Friends of Justice is experimenting with the Common Peace Community idea. That’s our name for it. Martin Luther King spoke of a “Beloved Community” rooted in the solidarity of the human family. It’s the same idea. We want to create a safe place where Latinos can talk about the issues they care about, African Americans are free to share their dreams and nightmares, and White folks learn to listen.
We have selected Waco, Texas for a starting place, largely because we have some motivated and well-connected board members living in that town. We have held two meetings already, and a third is scheduled for just after the election. Once we have learned from our successes and failures in Waco, we will be introducing the Common Peace Community in other Texas towns.
The dividing wall of hostility that relegates Latinos, African Americans and Anglos to siloes of mutual ignorance must come down. We live in a no-man’s-land between the demons of indifference and the angels of aspiration. Hope wrestles with realism. Progress is never inevitable. In fact, if we do nothing, the walls that divide us will grow higher, thicker and stouter.

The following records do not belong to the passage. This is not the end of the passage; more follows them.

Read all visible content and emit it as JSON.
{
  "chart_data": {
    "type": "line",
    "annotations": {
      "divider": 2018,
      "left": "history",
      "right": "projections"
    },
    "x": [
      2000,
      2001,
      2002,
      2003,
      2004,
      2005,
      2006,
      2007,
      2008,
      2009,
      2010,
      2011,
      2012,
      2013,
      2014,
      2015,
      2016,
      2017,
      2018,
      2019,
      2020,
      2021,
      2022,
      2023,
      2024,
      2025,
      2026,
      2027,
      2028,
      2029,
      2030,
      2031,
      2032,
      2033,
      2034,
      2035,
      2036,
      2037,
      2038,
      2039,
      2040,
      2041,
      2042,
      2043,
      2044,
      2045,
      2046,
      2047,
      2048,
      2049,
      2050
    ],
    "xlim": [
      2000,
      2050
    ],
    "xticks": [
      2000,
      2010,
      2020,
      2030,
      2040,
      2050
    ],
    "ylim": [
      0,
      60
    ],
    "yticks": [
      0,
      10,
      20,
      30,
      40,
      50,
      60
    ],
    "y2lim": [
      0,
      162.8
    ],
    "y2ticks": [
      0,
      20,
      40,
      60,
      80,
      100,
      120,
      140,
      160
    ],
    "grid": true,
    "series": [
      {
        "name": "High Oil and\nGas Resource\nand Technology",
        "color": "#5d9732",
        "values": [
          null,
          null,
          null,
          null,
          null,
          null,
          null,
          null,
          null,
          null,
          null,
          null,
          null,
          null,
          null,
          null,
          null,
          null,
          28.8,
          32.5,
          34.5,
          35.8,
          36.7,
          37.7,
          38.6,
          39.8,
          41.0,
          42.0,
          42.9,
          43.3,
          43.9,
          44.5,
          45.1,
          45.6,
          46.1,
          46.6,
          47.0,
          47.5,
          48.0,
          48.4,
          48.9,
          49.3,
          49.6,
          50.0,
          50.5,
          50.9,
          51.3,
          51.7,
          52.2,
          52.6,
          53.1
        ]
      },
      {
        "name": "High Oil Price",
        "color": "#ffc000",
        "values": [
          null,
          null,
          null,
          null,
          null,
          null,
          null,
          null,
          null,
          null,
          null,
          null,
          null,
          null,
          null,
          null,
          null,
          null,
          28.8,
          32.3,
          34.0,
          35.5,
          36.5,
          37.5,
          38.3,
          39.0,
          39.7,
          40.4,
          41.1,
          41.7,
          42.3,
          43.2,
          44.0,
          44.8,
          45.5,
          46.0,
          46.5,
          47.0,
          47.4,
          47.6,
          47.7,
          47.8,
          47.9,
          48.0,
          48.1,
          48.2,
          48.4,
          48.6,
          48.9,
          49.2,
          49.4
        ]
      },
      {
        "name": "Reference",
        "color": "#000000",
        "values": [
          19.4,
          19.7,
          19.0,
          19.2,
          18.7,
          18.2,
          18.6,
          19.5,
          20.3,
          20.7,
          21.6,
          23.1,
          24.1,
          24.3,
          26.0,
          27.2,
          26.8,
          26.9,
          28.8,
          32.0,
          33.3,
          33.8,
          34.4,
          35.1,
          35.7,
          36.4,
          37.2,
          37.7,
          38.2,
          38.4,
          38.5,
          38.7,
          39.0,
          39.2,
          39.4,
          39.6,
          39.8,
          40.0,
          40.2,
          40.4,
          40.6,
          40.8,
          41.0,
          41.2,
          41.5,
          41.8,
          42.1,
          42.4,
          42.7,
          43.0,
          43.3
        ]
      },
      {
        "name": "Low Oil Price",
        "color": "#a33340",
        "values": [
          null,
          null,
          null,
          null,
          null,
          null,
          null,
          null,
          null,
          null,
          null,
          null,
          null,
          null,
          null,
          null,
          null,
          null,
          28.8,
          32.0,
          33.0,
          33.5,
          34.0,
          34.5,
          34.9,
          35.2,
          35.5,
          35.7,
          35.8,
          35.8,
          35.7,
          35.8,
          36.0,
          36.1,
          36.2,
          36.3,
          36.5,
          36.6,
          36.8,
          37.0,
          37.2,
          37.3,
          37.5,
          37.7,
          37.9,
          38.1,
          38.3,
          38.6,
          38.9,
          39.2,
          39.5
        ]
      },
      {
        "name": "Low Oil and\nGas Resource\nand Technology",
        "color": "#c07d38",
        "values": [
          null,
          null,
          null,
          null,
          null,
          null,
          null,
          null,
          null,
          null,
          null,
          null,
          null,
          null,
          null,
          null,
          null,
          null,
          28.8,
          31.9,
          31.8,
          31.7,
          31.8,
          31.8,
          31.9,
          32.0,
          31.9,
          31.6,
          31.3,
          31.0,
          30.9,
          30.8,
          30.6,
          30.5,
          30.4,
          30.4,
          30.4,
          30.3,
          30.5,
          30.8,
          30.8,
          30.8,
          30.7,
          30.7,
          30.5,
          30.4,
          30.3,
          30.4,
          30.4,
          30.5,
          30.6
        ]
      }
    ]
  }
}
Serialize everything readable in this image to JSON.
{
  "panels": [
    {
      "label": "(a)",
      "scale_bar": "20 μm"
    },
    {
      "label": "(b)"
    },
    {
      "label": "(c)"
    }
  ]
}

But genuine Christians are always dreamers. Genuine dreamers are always doers. And genuine doers change the world. Always.
Sign me up when you get to Fort Worth. During the sixties I was part of a community, protesting war and seeking civil rights. Sometimes I feel like General Robert E. Lee visiting Gettysburg after the war. I look about me and we are in another war and civil rights has not been achieved.
Alan, when did the stuff about the inerrancy of the Bible gain currency? I am referring to the blog you wrote about change in language of fundamentalists in the sixties.
Inerrancy is one of the fundamentals proposed by the Fundamentalists early in the 20th century. Find the sermon, it can be found by an internet search, “Shall the Fundamentalists Win” by Harry Emerson Fosdick, one of the really great proponents of Christian Liberalism.
Alan has outlined an enormous human problem. The Common Peace Community sounds like a noble effort, lighting a candle in the darkness.
Alan Bean you are sounding a clarion call. A Biblical voice of one crying in the wilderness. “make straight the path of the Lord” I fully concur and celebrate the common peace community reality. I would only add that Jesus our King calls a Kingdom that includes all the cultures of the world in locked step focusing on The uncommon wisdom of the sermon on the mount. Other centered living is a function and result of true conversion and commitment to the great commission to systematically turn all men into life long, world visionary, world impacting, students and servants of the Commander and Chief of the Kingdom of Heaven who do immediately and consistently what we are commanded to do. Unselfishly holding all things in common for the good of all men and the greater glory of God.